As you can see from the result, the schedule_interval is set to 30 minutes. The computed aggregates are saved in the materialization table, _timescaledb_internal._materialized_hypertable_9.

What are start_offset and end_offset? These intervals determine the window of time TimescaleDB will look at when refreshing the data in the continuous aggregate. start_offset determines the oldest timestamp in the hypertable that TimescaleDB will look for changes to data in the underlying hypertable, while end_offset is the most recent timestamp interval that will be considered.

TIP:Comparing to TimescaleDB 1.x, start_offset is related to ignore_invalidation_older_than and end_offset is similar to refresh_lag, although the semantics of these new parameters are much simpler to understand.

For example, if we expect frequent updates to the rides table for the current hour, we do not want to materialize the aggregates for that range. We would set the end_offset = INTERVAL '1h' to indicate that. (If you don’t specify an end_offset, the default value is twice the bucket_width used by the time_bucket expression.)

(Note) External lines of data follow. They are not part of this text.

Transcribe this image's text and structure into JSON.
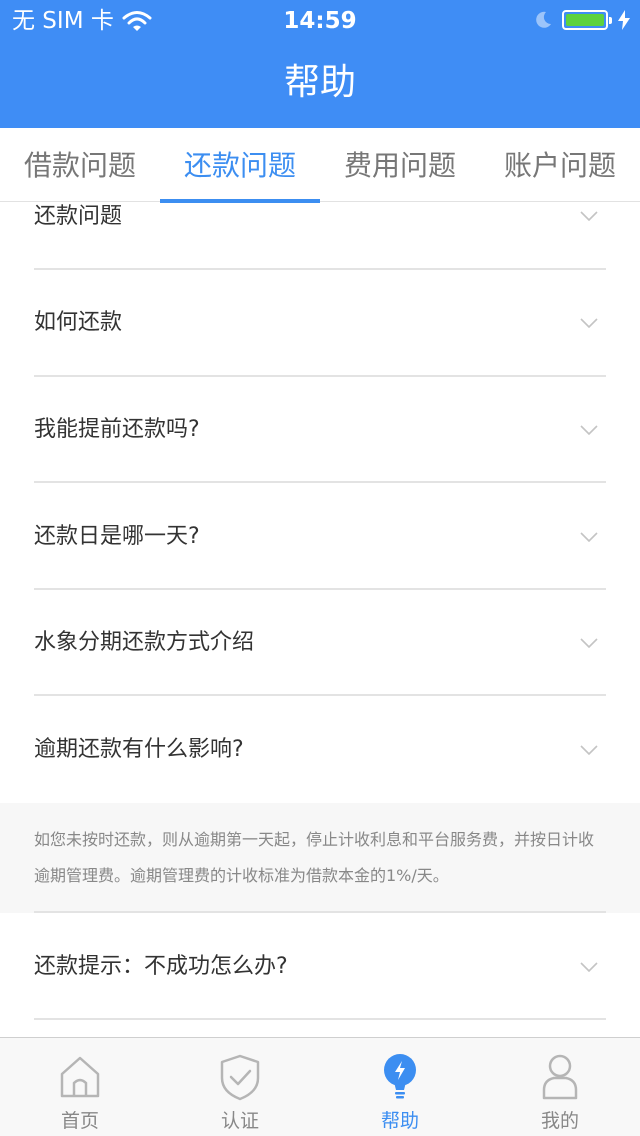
{
  "status_bar": {
    "carrier": "无 SIM 卡",
    "time": "14:59",
    "battery_level": 1.0,
    "icons": [
      "wifi-icon",
      "moon-icon",
      "battery-icon",
      "charging-icon"
    ]
  },
  "header": {
    "title": "帮助"
  },
  "tabs": [
    {
      "label": "借款问题",
      "active": false
    },
    {
      "label": "还款问题",
      "active": true
    },
    {
      "label": "费用问题",
      "active": false
    },
    {
      "label": "账户问题",
      "active": false
    }
  ],
  "faq": {
    "items": [
      {
        "question": "还款问题"
      },
      {
        "question": "如何还款"
      },
      {
        "question": "我能提前还款吗?"
      },
      {
        "question": "还款日是哪一天?"
      },
      {
        "question": "水象分期还款方式介绍"
      },
      {
        "question": "逾期还款有什么影响?"
      },
      {
        "question": "还款提示：不成功怎么办?"
      }
    ],
    "expanded_answer": "如您未按时还款，则从逾期第一天起，停止计收利息和平台服务费，并按日计收逾期管理费。逾期管理费的计收标准为借款本金的1%/天。"
  },
  "tabbar": [
    {
      "label": "首页",
      "icon": "home-icon",
      "active": false
    },
    {
      "label": "认证",
      "icon": "shield-check-icon",
      "active": false
    },
    {
      "label": "帮助",
      "icon": "lightbulb-icon",
      "active": true
    },
    {
      "label": "我的",
      "icon": "user-icon",
      "active": false
    }
  ],
  "colors": {
    "header_bg": "#3f8df5",
    "accent": "#3c8ef1",
    "battery_green": "#5dd23f"
  }
}
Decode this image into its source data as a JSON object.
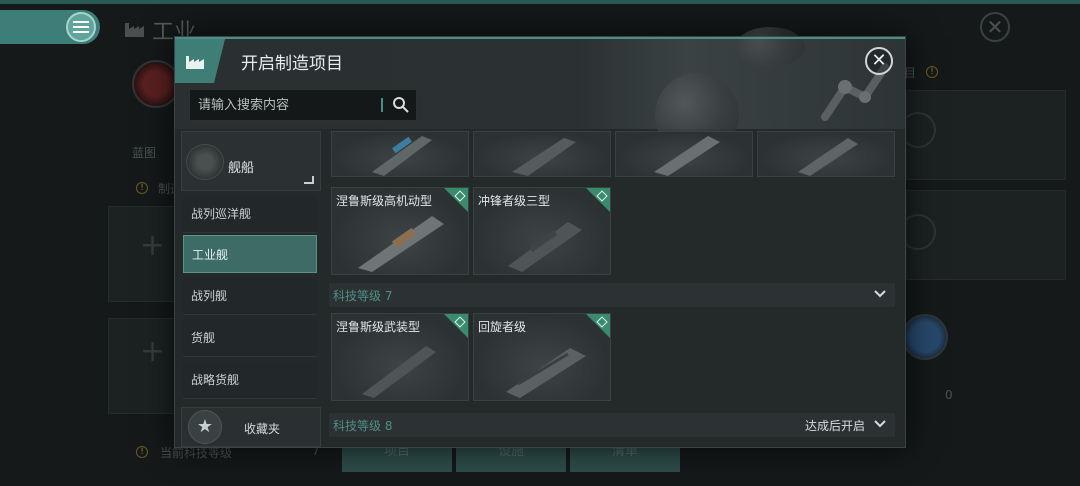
{
  "background": {
    "title": "工业",
    "label_blueprint": "蓝图",
    "label_manufacture": "制造",
    "label_current_tech": "当前科技等级",
    "current_tech_value": "7",
    "counter_value": "0",
    "tabs": [
      "项目",
      "设施",
      "清单"
    ]
  },
  "modal": {
    "title": "开启制造项目",
    "close_symbol": "✕",
    "search": {
      "placeholder": "请输入搜索内容",
      "value": ""
    },
    "category": {
      "main_label": "舰船",
      "items": [
        {
          "label": "战列巡洋舰",
          "active": false
        },
        {
          "label": "工业舰",
          "active": true
        },
        {
          "label": "战列舰",
          "active": false
        },
        {
          "label": "货舰",
          "active": false
        },
        {
          "label": "战略货舰",
          "active": false
        }
      ]
    },
    "favorites_label": "收藏夹",
    "favorites_icon": "★",
    "grid": {
      "cards_row2": [
        {
          "name": "涅鲁斯级高机动型"
        },
        {
          "name": "冲锋者级三型"
        }
      ],
      "tech7_label": "科技等级 7",
      "cards_row3": [
        {
          "name": "涅鲁斯级武装型"
        },
        {
          "name": "回旋者级"
        }
      ],
      "tech8_label": "科技等级 8",
      "tech8_status": "达成后开启"
    }
  },
  "colors": {
    "accent": "#3e7e76",
    "badge": "#3a8a6e",
    "level_text": "#4e8e86"
  }
}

So given the continuous aggregate policy that we created above, the continuous aggregate will get refreshed every 30 minutes (schedule_interval) but will update the continuous aggregates only for the data that satisfies the condition:

  1. time_bucket('1h', pickup_datetime) > max(pickup_time) - INTERVAL '7 days'
  2. AND time_bucket('1h', pickup_datetime) < max(pickup_time) - '1h'

3. Queries using continuous aggregates

We can use the continuous aggregate just like any other VIEW in a SELECT query.

  1. SELECT vendor_id, day, total_rides FROM cagg_rides_view WHERE total_rides > 15000;
  2. vendor_id | day | total_rides
  3. -----------+---------------------+-------------
  4. 2 | 2016-01-01 01:00:00 | 15407
  5. (1 row)

4. Statistics for continuous aggregates

We can view information about the jobs that update the continuous aggregate using the timescaledb_information.job_stats view.

  1. SELECT * FROM timescaledb_information.job_stats js
  2. WHERE job_id = (
  3. SELECT job_id FROM timescaledb_information.jobs j
  4. INNER JOIN timescaledb_information.continuous_aggregates ca
  5. ON j.hypertable_name = ca.materialization_hypertable_name
  6. WHERE ca.view_name = 'cagg_rides_view'
  7. );
  8. -[ RECORD 1 ]----------+------------------------------
  9. hypertable_schema | _timescaledb_internal
  10. hypertable_name | _materialized_hypertable_9
  11. job_id | 1006
  12. last_run_started_at | 2020-10-29 15:59:51.814305+00
  13. last_successful_finish | 2020-10-29 15:59:51.823749+00
  14. last_run_status | Success
  15. job_status | Scheduled
  16. last_run_duration | 00:00:00.009444
  17. next_start | 2020-10-29 16:29:51.823749+00
  18. total_runs | 2
  19. total_successes | 2
  20. total_failures | 0
  21. ---- fetch max pickup_datetime for comparison with completed_threshold ----
  22. SELECT max(pickup_datetime) FROM rides;
  23. -[ RECORD 1 ]------------
  24. max | 2016-01-31 23:59:59

The column job_id gives the id of the background worker that updates the continuous aggregate. next_start says when the next scheduled update will occur. last_sucessful_finish and last_run_duration allow you to see when the scheduled aggregate finished and how long it took to run.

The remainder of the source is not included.